February 20th.
To-day was an unlucky day. I felt tired, ill and hungry, and had arranged to talk with both Rykov, the President of the Supreme Council of People's Economy, and Krestinsky, the Commissar of Finance, at such awkward times that I got no tea and could get nothing to eat until after four o'clock. Two such talks on an empty stomach (for the day before I had had only a plate of soup and a little scrap of fish) were a little too much for me, and I fear I did not gather as much information as I should have collected under better conditions.
I had a jolly drive, early in the morning, through the Chinese Town, and out by the gate in the old wall, up Myasnitzkaya Street, and round to the right to a building that used to be the Grand Hotel of Siberia, a loathsome place where I once stayed. Here in the old days provincial merchants put up, who did not mind high prices and a superfluity of bugs. It has now been turned into a hive of office work, and is the headquarters of the Supreme Council of Public Economy, which, controlling production and distribution alike, is the centre of the constructive work going on throughout the country.
This Council, the theorists tell me, is intended to become the central organization of the state. The Soviets will naturally become less and less important as instruments of political transition as that transition is completed and the struggle against reaction within and without comes to an end. Then the chief business of the state will no longer be to protect itself against enemies but to develop its economic life, to increase its productivity and to improve the material conditions of the workers of whom it is composed. All these tasks are those of the Supreme Council of Public Economy, and as the bitterness of the struggle dies away this body, which came into being almost unnoticed in the din of battle, will become more and more important in comparison with the Soviets, whichwere in origin not constructive organizations but the instruments of a revolution, the hardest stages of which have already been accomplished.
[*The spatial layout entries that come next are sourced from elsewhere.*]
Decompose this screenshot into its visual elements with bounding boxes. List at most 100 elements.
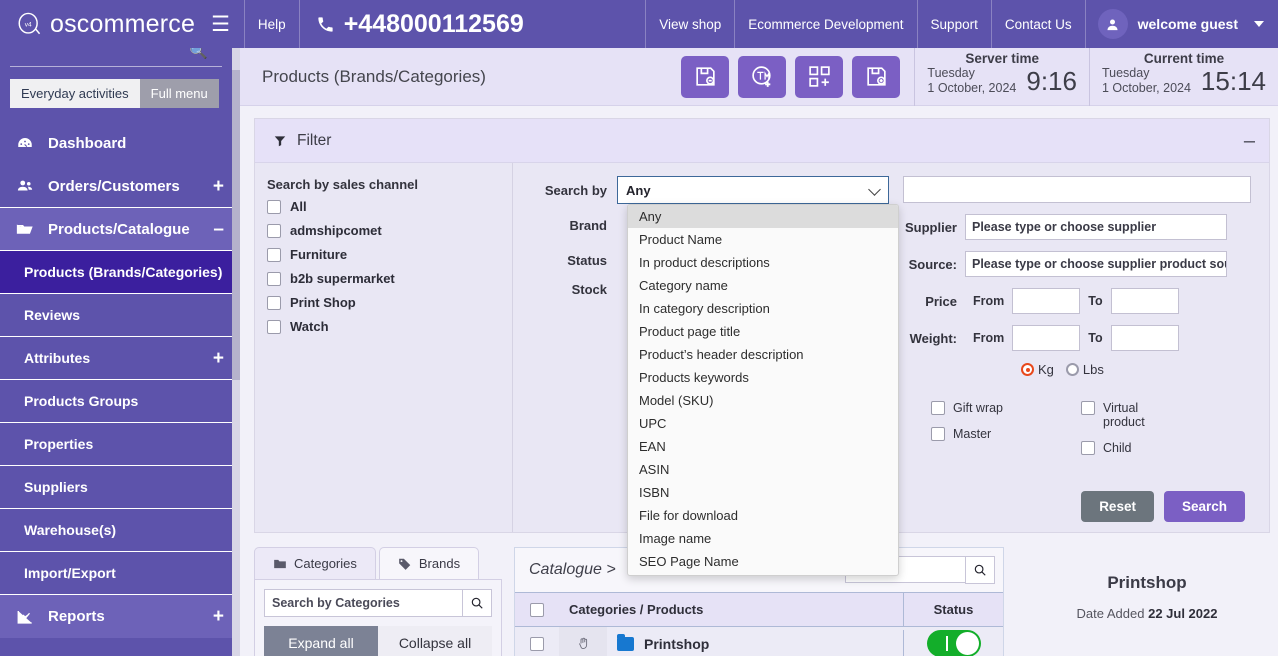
sidebar-search-stub[interactable]: 🔍: [0, 48, 240, 70]
dropdown-option[interactable]: Product Name: [628, 228, 898, 251]
dropdown-option[interactable]: Any: [628, 205, 898, 228]
checkbox[interactable]: [267, 271, 281, 286]
dropdown-option[interactable]: Product’s header description: [628, 343, 898, 366]
tab-brands[interactable]: Brands: [378, 547, 480, 579]
checkbox[interactable]: [931, 401, 945, 415]
dropdown-option[interactable]: ISBN: [628, 481, 898, 504]
search-button[interactable]: Search: [1163, 491, 1245, 522]
breadcrumb[interactable]: Catalogue >: [529, 561, 616, 579]
select-all-cell[interactable]: [515, 593, 559, 626]
checkbox[interactable]: [530, 602, 544, 617]
sidebar-item-products-groups[interactable]: Products Groups: [0, 380, 240, 423]
price-from-input[interactable]: [1012, 288, 1081, 314]
checkbox[interactable]: [1081, 401, 1095, 415]
sidebar-item-suppliers[interactable]: Suppliers: [0, 466, 240, 509]
dropdown-option[interactable]: File for download: [628, 504, 898, 527]
dropdown-option[interactable]: Products keywords: [628, 366, 898, 389]
filter-header[interactable]: Filter –: [255, 119, 1269, 163]
nav-help[interactable]: Help: [245, 0, 299, 48]
row-name-cell[interactable]: Printshop: [607, 633, 903, 652]
checkbox[interactable]: [530, 636, 544, 651]
checkbox[interactable]: [267, 223, 281, 238]
nav-view-shop[interactable]: View shop: [646, 0, 734, 48]
reset-button[interactable]: Reset: [1081, 491, 1154, 522]
checkbox-master[interactable]: Master: [931, 427, 1081, 441]
checkbox[interactable]: [267, 199, 281, 214]
checkbox-virtual-product[interactable]: Virtual product: [1081, 401, 1231, 429]
expand-all-button[interactable]: Expand all: [264, 626, 378, 656]
support-phone[interactable]: +448000112569: [300, 0, 540, 48]
collapse-all-button[interactable]: Collapse all: [378, 626, 492, 656]
weight-from-input[interactable]: [1012, 325, 1081, 351]
price-to-input[interactable]: [1110, 288, 1179, 314]
sidebar-item-attributes[interactable]: Attributes +: [0, 337, 240, 380]
sidebar-item-warehouses[interactable]: Warehouse(s): [0, 509, 240, 552]
tab-categories[interactable]: Categories: [254, 547, 376, 579]
dropdown-option[interactable]: Model (SKU): [628, 389, 898, 412]
search-icon[interactable]: 🔍: [189, 48, 208, 60]
radio-lbs[interactable]: [1065, 363, 1079, 376]
sales-channel-b2b-supermarket[interactable]: b2b supermarket: [267, 271, 502, 286]
dropdown-option[interactable]: UPC: [628, 412, 898, 435]
nav-contact-us[interactable]: Contact Us: [992, 0, 1085, 48]
sidebar-item-import-export[interactable]: Import/Export: [0, 552, 240, 595]
dropdown-option[interactable]: In product descriptions: [628, 251, 898, 274]
expand-plus-icon[interactable]: +: [213, 177, 224, 196]
dropdown-option[interactable]: In category description: [628, 297, 898, 320]
sidebar-item-dashboard[interactable]: Dashboard: [0, 122, 240, 165]
search-by-dropdown-list[interactable]: Any Product Name In product descriptions…: [627, 204, 899, 576]
dropdown-option[interactable]: EAN: [628, 435, 898, 458]
weight-to-input[interactable]: [1110, 325, 1179, 351]
collapse-minus-icon[interactable]: –: [213, 220, 224, 239]
keyword-input[interactable]: [903, 176, 1251, 203]
table-row[interactable]: Printshop: [515, 626, 1003, 656]
sidebar-item-properties[interactable]: Properties: [0, 423, 240, 466]
sidebar-item-products-brands-categories[interactable]: Products (Brands/Categories): [0, 251, 240, 294]
expand-plus-icon[interactable]: +: [213, 607, 224, 626]
user-menu[interactable]: welcome guest: [1086, 0, 1278, 48]
sales-channel-furniture[interactable]: Furniture: [267, 247, 502, 262]
checkbox-child[interactable]: Child: [1081, 441, 1231, 455]
row-drag-handle[interactable]: [559, 626, 607, 656]
checkbox[interactable]: [931, 427, 945, 441]
dropdown-option[interactable]: Category name: [628, 274, 898, 297]
sidebar-item-reports[interactable]: Reports +: [0, 595, 240, 638]
trademark-plus-icon[interactable]: [738, 55, 787, 98]
sidebar-item-products-catalogue[interactable]: Products/Catalogue –: [0, 208, 240, 251]
sidebar-scrollbar[interactable]: [232, 48, 240, 656]
sidebar-item-orders-customers[interactable]: Orders/Customers +: [0, 165, 240, 208]
supplier-input[interactable]: Please type or choose supplier: [965, 214, 1227, 240]
checkbox-gift-wrap[interactable]: Gift wrap: [931, 401, 1081, 415]
brand-logo-area[interactable]: v4 oscommerce ☰: [0, 0, 244, 48]
dropdown-option[interactable]: Image name: [628, 527, 898, 550]
full-menu-button[interactable]: Full menu: [139, 79, 219, 108]
checkbox[interactable]: [1081, 441, 1095, 455]
dropdown-option[interactable]: ASIN: [628, 458, 898, 481]
nav-ecommerce-development[interactable]: Ecommerce Development: [735, 0, 916, 48]
dropdown-option[interactable]: SEO Page Name: [628, 550, 898, 573]
search-categories-button[interactable]: [462, 589, 492, 617]
sales-channel-admshipcomet[interactable]: admshipcomet: [267, 223, 502, 238]
checkbox[interactable]: [267, 295, 281, 310]
box-plus-icon[interactable]: [852, 55, 901, 98]
source-input[interactable]: Please type or choose supplier product s…: [965, 251, 1227, 277]
radio-kg[interactable]: [1021, 363, 1034, 376]
dropdown-option[interactable]: Product page title: [628, 320, 898, 343]
grid-plus-icon[interactable]: [795, 55, 844, 98]
row-checkbox-cell[interactable]: [515, 636, 559, 651]
expand-plus-icon[interactable]: +: [213, 349, 224, 368]
checkbox[interactable]: [267, 319, 281, 334]
box-minus-icon[interactable]: [681, 55, 730, 98]
search-categories-input[interactable]: [264, 589, 462, 617]
sidebar-item-reviews[interactable]: Reviews: [0, 294, 240, 337]
row-status-cell[interactable]: [903, 630, 1003, 656]
column-status[interactable]: Status: [903, 593, 1003, 626]
column-categories-products[interactable]: Categories / Products: [559, 593, 903, 626]
sales-channel-all[interactable]: All: [267, 199, 502, 214]
sales-channel-print-shop[interactable]: Print Shop: [267, 295, 502, 310]
everyday-activities-button[interactable]: Everyday activities: [10, 79, 140, 108]
checkbox[interactable]: [267, 247, 281, 262]
collapse-minus-icon[interactable]: –: [1244, 131, 1255, 151]
hamburger-icon[interactable]: ☰: [211, 14, 230, 35]
sidebar-scrollbar-thumb[interactable]: [232, 70, 240, 380]
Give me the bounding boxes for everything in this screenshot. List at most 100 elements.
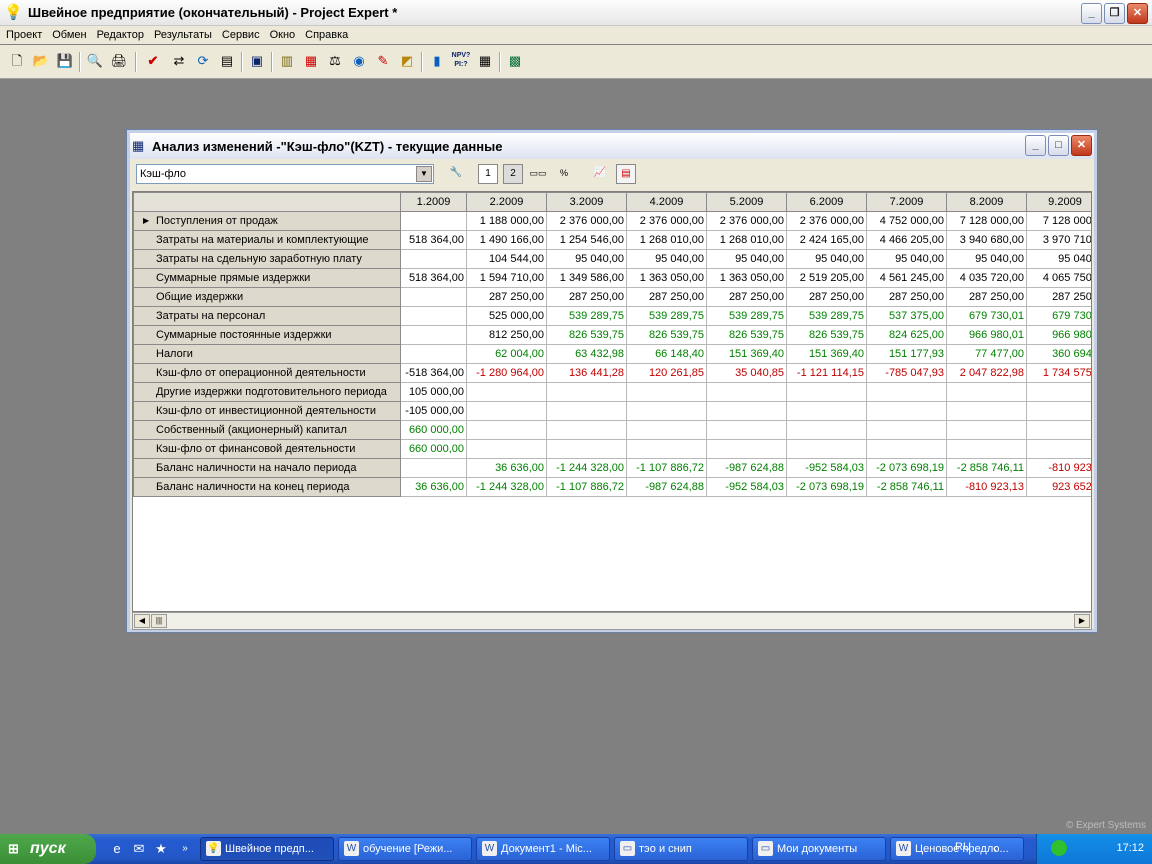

It is perhaps worth while to set out here the constitution of this Council. It is considered at present as the economic department of the All-Russian Central Executive Committee, to which, and to the Council of People's Commissaries, it is responsible. It regulates all production and distribution. It reports on the various estimates of the state budget and, in conjunction with the Commissariats of Finance and State Control, carries out the financing of all branches of public economy. It consists of 69 members, and is composed as follows:--Ten representatives from the All- Russian Executive Committee, thirty from the All-Russian Industrial Productive Union (a union of Trade Unions), twenty from the ten District Councils of Public Economy, two from the All-Russian Council of Workers' Cooperative Societies, and one representative each from the Commissariats of Supply, Ways of Communication, Labour, Agriculture, Finance, Trade and Industry, and Internal Affairs. It meets as a whole at least once in every month. The work of its members is directed by a Presidium of nine members, of which it elects eight, the President being elected by the All-Russian Central Executive Committee, and enjoying the rank of a People's Commissar or Minister.
I had a long talk with Rykov, the President, or rather listened to a long lecture by him, only now and then succeeding in stopping him by forcing a question into the thread of his harangue. He stammers a little, and talks so indistinctly that for the first time (No. The first time was when Chicherin gabbled through the provisions of the Brest Treaty at the fourth All-Russian Assembly.) I felt willing to forgive normal Russians, who nearly always talk as if they were in Petrograd and their listener in Vladivostok.